New Equipment in the RFL Purchased with Lord Foundation Funds
- Southwestern Industries DPM SX2 mill. This mill is for cutting and shaping solid materials—typically metals—and is capable of being used manually or in full CNC (computer numerical control) mode. CNC mode allows students to design parts in a CAD program and have the machine mills it automatically. The machine is capable of milling virtually any 2D or 3D shape, even with complex 3D surfaces.
- Southwestern Industries SLX 1630 lathe. This lathe can also be operated both manually and with CNC controls to machine parts directly from CAD/CAM software or to achieve complex shapes. It is capable of turning almost any material: metals, plastics, wood, composites. The Southwestern machines are great for teaching because they allow students without machining experience the chance to learn traditional machining skills as well as more advanced computer-based machining.

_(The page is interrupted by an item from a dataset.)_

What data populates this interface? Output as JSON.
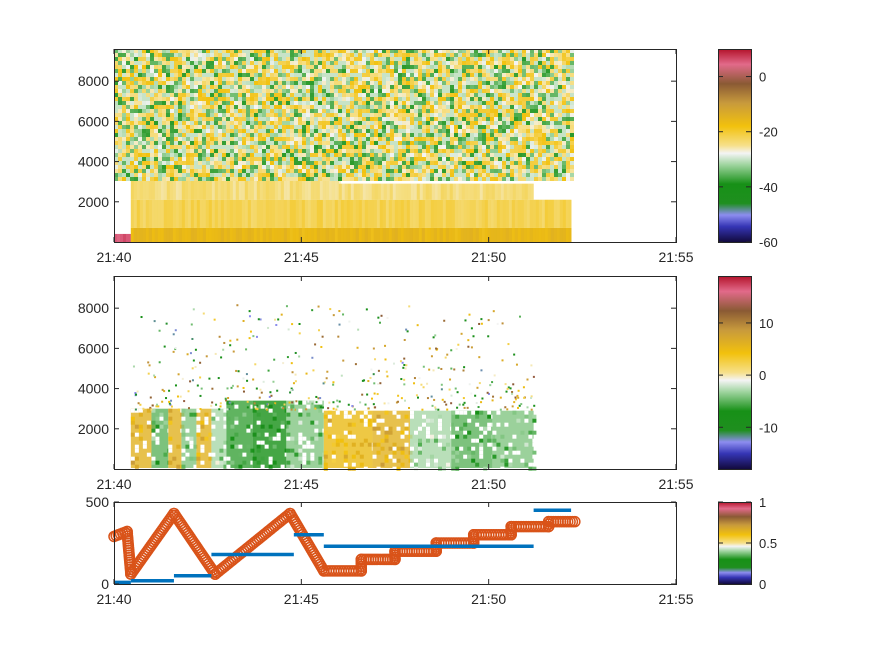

- Universal Laser System V460 laser engraver/cutter with a 60 watt laser. We were fortunate to purchase this machine at almost a 50% discount. A laser cutter is able to cut 2-dimensional shapes from most non-metals. It is also able to engrave and etch metals and glass. It is a great tool for the RFL for cutting prototype parts from plastic and wood, and also for marking glass and metal parts.
- Z Corporation Z310 plus 3D printer. This machine is able to print actual models of parts drawn in CAD software. If a student draws a part in CAD, he or she can then print the 3D part in a plaster- or starch-based material with this machine. This machine is mainly used for rapid prototyping and proof-of-concept modeling, but also has some unique applications in the foundry—directly investing and casting 3D-printed models, or even casting into 3D-printed molds.
- Dimension BST 1200 ES 3D printer. This machine functions like the one made by Z Corporation—it produces a physical model of CAD drawings, but does so with a completely different material, ABS plastic. ABS is a tough, strong plastic much like the material from which Legos and automobile bumpers are made. While the Z Corporation machine is mostly for fast proof-of-concept modeling and foundry applications, the Dimension printer can print plastic parts that are strong and robust enough for use in prototypes or even as vacuum forming molds.
- CAD/CAM workstations purchased for integration with the lathe, mill, laser cutter and 3D printers. The workstation includes MasterCAM for use with the mill, lathe and EDM, as well as SolidWorks and CorelDraw for 3D and 2D modeling. We plan to purchase additional workstations and software packages as demand for the RFL equipment increases.
Lab for Engineering Materials
Construction on the LEM began in spring 2011 and is expected to conclude by the end of the year. The LEM will provide equipment and space for students to work on projects both for classroom subjects (such as 3.042) and for other activities (such as MADMEC).
Other Available Facilities
DMSE researchers make extensive use of MIT's NSF-supported Materials Research Science and Engineering Center (MRSEC), known locally as the Center for Materials Science and Engineering (CMSE). CMSE has state-of-the-art Shared Experimental Facilities for Analysis, X-ray Diffraction, Electron Microscopy, and Crystal Growth.